I quickly learned that Sea Trout is in the grass beds in the back bays and this is a one of the most popular game fish here on FMB. I was told that this fish can come on with a quick, strong force and most people would want to set that hook hard. It would seem that would be a natural reaction to a hard strike. But don’t give in to your impulse because Sea Trout have soft mouths and the hook can tear the lip. Set the hook gently.
In our area, the fish must be over 15″ in length and less than 20″. Also, we are limited to taking 4 fish per day.
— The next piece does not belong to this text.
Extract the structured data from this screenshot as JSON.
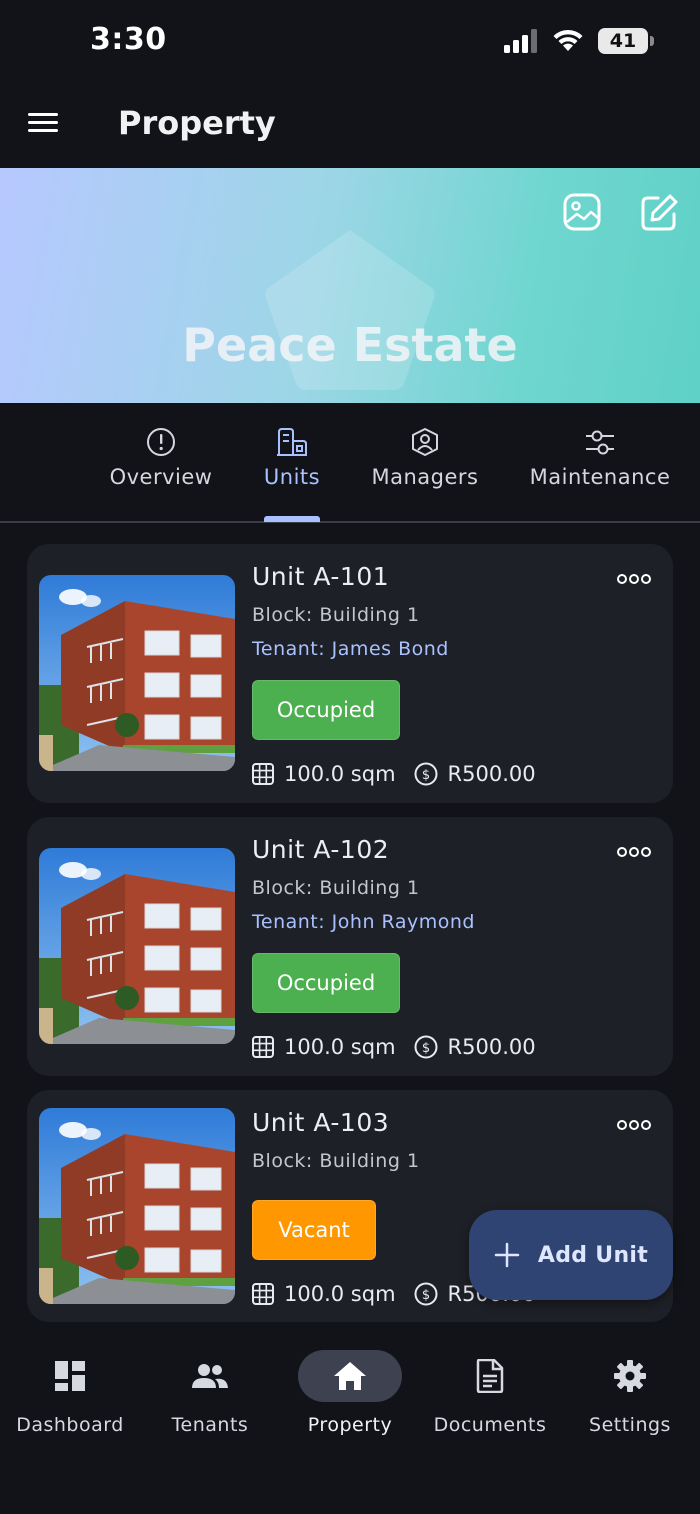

If you have any questions, you can call the Florida Marine Patrol at 941-332-6971
I have been told that Sea Trout doesn’t freeze well but I have some pointers that I have used for other fish, so it might work for Sea Trout as well.
I have always put fresh fillets in a Ziploc bag and fill the bag with cool, salty water. Put a couple ice cubes in it to cool it down quickly. Lay the filets flat and never fold them. The water will keep the filets from getting freezer burn and will not let them be exposed to air.
To defrost, put the bag under running water and the filets will easily slide out.
My favorite way to cook fish, any fish is to cover a baking sheet with foil. Then, spray the foil with Pam to avoid sticking. Then I lay out the filets and generously cover with Chef Paul Prudhomme’s Magic Seafood Magic or Blacked Redfish Magic. I bake at 400 degrees until fish is slightly browned. Fish is done when you can flake it with a fork. (Publix sells it for $4.99 per bottle)
This is the easiest way to cook the fish and clean up is a breeze.
Always remember to practice responsible fishing so we can preserve our fish stock for the future.